The dual-arm slave robot consists of two robotic arms. Each robot arm is composed of i) a 2-segment snake-like continuum robot with a detachable gripper, ii) an actuation unit for the snake-like continuum robot, iii) a flexible stem which connects the snake-like robot with the actuation unit, iv) a 5-bar parallel robot which bends the flexible stem for the placement of the snake-like robot, and v) a z-φ stage which translates the snake-like robot vertically and delivers an axial rotation to the snake-like robot.
- Each 2-segment snake-like continuum robot consists of two continuum segments and a detachable gripper. The first segment is located proximal to the flexible stem while the second segment is located close to the gripper. The first segment is actuated by NiTi tubes while the second segment is actuated by NiTi thin beams passing through the first segment’s tubes. The snake-like continuum robot has four degrees of freedom to provide necessary dexterity inside the throat. Furthermore, since the robot is made from NiTi and aluminum, it could provide MRI compatibility if necessary (e.g. in neurosurgery) and support multiple modalities including drug/light/laser delivery through the tubes of the secondary backbones. The current design has Ø4.2mm disks and a pitch diameter of 3.0 mm (the diameter of the circumference around which the secondary backbones are distributed). The first segment is 23mm long and its tubular backbones have an outer diameter of 0.635mm and an inner diameter of 0.508mm. The second segment is 12mm long and its beam backbones have an outer diameter of 0.406mm. The minimal bending radius that corresponds to 4% strain in the superelastic backbones is 7.8125 mm for the first segment and 5.08 mm for the second segment. This strain limit was established based on our experimental evaluation and recent literature on fatigue of super-elastic wires, e.g. (Nemat-Nassera and Guo 2006).
- A flexible stem transmits mechanical actuation from the actuation unit to the 2-segment snake-like robot. This configuration allows remotizing the actuation units from the laryngoscope’s entry point in order to provide enough access for visualization of the larynx. Furthermore, it also allows to accommodate the size of the actuation units, since when two actuation units are placed next to each other, it requires an opening much bigger than the opening of a normally-used laryngoscope.
- Each z-φ stage provides two degrees of freedom, which are rotation about and translation along the longitudinal axis of the flexible stem. This rotation will be converted by the snake-like continuum robot into rotation about the longitudinal axis of the gripper through a special mode of operation called rotation about the backbone. When the base of the snake-like robot is rotated by the z-φ stage through the flexible stem, the snake-like robot can be controlled accordingly by assigning an angular velocity with an identical magnitude. The resultant motion will be a rotation about the longitudinal axis of the gripper, which would enable suturing motion in any direction within the orientation workspace of the snake-like robot.
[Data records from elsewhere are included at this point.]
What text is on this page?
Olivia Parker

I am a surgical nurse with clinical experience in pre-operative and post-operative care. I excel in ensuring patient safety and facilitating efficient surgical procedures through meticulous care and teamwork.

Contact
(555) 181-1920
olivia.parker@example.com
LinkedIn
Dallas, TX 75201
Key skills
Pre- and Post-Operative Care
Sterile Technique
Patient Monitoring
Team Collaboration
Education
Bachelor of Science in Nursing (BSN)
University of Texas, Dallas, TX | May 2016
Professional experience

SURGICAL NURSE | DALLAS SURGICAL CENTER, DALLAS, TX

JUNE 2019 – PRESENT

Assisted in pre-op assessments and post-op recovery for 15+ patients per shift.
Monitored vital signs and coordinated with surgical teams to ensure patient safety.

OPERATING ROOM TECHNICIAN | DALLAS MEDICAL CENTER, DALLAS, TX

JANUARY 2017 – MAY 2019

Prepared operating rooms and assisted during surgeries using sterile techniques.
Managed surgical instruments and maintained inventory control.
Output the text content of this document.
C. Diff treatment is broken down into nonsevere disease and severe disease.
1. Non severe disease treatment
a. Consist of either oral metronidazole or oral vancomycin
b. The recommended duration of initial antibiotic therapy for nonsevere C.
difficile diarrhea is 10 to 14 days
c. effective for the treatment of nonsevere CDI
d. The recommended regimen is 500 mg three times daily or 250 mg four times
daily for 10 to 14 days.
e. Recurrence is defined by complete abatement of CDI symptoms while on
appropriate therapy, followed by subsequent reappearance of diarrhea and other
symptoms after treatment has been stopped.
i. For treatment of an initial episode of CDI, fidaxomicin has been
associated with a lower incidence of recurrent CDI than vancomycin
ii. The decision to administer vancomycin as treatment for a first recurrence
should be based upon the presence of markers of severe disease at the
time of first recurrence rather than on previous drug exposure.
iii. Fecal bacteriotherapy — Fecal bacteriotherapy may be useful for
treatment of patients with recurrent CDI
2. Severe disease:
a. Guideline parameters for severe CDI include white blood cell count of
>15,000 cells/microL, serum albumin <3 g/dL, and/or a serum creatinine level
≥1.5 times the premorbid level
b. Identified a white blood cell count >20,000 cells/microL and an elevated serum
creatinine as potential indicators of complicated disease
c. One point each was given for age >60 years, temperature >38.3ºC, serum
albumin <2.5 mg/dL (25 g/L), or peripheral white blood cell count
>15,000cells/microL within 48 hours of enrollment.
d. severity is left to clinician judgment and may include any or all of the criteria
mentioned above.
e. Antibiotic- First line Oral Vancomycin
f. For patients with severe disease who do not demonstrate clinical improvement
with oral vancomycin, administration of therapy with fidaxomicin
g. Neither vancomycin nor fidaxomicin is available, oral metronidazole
- The 5-bar parallel robot bends the flexible stem to provide precise placement of the snake-like continuum robot inside the laryngoscope. This configuration will generate much less collision problems and ensure a better overall system stiffness than if the actuation unit itself is manipulated. In the current setup, the actuation unit is rigidly fixed to a stationary base frame and the 5-bar parallel robot uses flexibility of the flexible stem in order to precisely place the snake-like robot. The placement can be approximated as a two-DoF planar motion in the kinematics modeling.
- Each robotic slave arm has a total eight degrees of freedom to control the end effector (the gripper). This configuration provides kinematic redundancy for the slave arm to avoid collision with each other and/or perform complicated tasks. Since each segment of the snake-like robot has three independently actuated joints to provide actuation redundancy to optimize the load between backbones, plus one controlled joint is used to control the gripper, each robotic slave arm has eleven actuated joints.